Ask anyone who has tried to book a dermatologist lately and you will hear a similar story: long waits, full books, and a scramble to find someone taking new patients. In a country with the world’s highest skin cancer rates, that is more than an inconvenience.

The bottleneck is structural, and understanding it helps explain why getting skin issues looked at early matters so much.

A Small Workforce for a Big Problem

Australia simply does not have many dermatologists. Industry figures put the number at only around Dermatology Clinics Australia 600 nationally, and roughly 90 per cent of them are based in major metropolitan centres. The resulting shortage of dermatologists has left many patients facing waits of months.

That concentration leaves large parts of regional and outer-suburban Australia underserved, with reported waits stretching to many months in some areas. For a cosmetic concern, a long wait is frustrating but tolerable. For a changing mole, time is not a luxury.

The shortage is not because too few doctors want the specialty. It reflects limited training and supervisor positions in the public system, a pipeline issue that takes years to fix even once it is addressed.

The result is a system where demand consistently outstrips supply, and where patients increasingly need to be proactive rather than assume they can be seen quickly when something worries them.

How the Gap Is Being Bridged

Several developments are easing the squeeze. Teledermatology, where images and cases are reviewed remotely, has expanded access for people far from a specialist. Mixed models that combine in-person and remote review allow faster triage of urgent cases.

GPs also carry a large share of frontline skin work, particularly skin cancer checks, and many have developed real expertise. Dedicated skin clinics and specialist dermatology practices help absorb demand that the public hospital system cannot.

For patients, the practical lesson is to build a relationship with a skin clinic before there is an emergency, so that when something does change, there is already a pathway to assessment rather than a cold start on a long waitlist.

Being Proactive in a Stretched System

Given the access problem, the smartest approach is prevention and early presentation. Knowing your own skin, noting changes, and getting anything suspicious assessed promptly all matter more when the safety net is thin.

It also helps to understand the referral pathway.
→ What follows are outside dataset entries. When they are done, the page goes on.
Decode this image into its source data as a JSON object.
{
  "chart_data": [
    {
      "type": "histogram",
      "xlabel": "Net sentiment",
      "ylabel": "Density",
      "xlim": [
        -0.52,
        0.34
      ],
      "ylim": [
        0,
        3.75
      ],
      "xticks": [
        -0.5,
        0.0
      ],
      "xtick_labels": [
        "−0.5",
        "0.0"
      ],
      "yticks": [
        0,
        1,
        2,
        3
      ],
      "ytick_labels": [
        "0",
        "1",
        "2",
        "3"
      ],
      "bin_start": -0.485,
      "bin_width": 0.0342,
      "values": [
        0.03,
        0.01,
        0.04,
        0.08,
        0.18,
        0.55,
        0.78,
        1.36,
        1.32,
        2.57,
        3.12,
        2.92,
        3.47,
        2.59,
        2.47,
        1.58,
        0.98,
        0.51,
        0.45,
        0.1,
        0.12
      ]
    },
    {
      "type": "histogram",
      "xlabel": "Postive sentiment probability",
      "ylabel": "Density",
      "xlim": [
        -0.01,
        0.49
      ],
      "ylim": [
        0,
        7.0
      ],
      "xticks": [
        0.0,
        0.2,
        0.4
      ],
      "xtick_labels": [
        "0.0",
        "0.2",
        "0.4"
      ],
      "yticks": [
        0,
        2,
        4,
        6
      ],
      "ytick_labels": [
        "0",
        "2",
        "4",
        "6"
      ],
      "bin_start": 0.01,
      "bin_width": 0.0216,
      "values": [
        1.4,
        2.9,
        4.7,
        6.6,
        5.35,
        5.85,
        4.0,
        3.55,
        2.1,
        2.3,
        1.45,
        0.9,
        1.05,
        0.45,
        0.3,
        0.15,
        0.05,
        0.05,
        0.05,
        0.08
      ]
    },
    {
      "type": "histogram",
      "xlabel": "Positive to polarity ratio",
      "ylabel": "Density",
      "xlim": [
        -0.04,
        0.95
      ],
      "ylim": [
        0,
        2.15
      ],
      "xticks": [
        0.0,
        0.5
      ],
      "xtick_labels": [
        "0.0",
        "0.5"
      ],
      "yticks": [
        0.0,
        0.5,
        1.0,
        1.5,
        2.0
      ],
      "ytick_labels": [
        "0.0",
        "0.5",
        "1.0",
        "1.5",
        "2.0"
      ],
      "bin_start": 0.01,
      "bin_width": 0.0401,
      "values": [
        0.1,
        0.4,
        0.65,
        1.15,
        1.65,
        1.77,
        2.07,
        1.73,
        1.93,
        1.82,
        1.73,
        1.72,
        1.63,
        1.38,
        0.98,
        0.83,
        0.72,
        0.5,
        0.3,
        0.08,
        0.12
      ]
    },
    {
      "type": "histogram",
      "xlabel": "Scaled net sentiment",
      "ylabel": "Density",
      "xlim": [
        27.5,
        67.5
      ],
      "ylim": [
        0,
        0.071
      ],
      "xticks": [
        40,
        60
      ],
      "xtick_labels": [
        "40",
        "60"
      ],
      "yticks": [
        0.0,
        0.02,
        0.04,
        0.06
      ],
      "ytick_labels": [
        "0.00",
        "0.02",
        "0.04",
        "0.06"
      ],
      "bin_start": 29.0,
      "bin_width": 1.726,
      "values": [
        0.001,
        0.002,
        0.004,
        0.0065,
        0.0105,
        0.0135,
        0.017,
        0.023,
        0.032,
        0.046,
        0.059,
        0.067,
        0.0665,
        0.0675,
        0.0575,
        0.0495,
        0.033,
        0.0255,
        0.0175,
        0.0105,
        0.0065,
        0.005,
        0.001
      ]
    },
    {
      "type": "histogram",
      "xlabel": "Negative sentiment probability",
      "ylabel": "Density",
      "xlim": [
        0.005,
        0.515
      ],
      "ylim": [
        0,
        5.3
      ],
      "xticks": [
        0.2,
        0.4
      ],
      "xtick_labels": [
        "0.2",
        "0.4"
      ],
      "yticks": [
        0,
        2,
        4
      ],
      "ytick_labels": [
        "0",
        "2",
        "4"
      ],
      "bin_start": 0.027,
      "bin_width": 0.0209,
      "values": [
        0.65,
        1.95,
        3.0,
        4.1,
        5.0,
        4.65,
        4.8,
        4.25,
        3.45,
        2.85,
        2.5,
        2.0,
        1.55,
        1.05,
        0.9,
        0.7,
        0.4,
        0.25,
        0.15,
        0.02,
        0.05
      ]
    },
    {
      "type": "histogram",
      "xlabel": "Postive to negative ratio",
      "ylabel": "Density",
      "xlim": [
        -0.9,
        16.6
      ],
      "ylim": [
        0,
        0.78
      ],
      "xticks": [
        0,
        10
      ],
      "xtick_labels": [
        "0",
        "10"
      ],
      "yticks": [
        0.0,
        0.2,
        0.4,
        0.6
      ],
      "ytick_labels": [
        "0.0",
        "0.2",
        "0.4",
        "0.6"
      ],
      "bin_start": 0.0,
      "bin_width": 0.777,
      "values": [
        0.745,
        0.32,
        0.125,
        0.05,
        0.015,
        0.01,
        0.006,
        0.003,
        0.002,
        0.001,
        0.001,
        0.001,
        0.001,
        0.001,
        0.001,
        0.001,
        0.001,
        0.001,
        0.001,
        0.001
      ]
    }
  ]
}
In most cases a GP referral is needed to see a dermatologist, and an urgent referral for a suspicious lesion is generally prioritised over routine cosmetic appointments.

None of this replaces the need for more specialists, which remains a genuine workforce challenge. But within the system as it stands, patients who stay alert to changes and act early are the ones who navigate the bottleneck best.

The shortage is real and unlikely to vanish soon. Working around it means treating skin health as something to stay ahead of, not something to chase once a problem has already taken hold.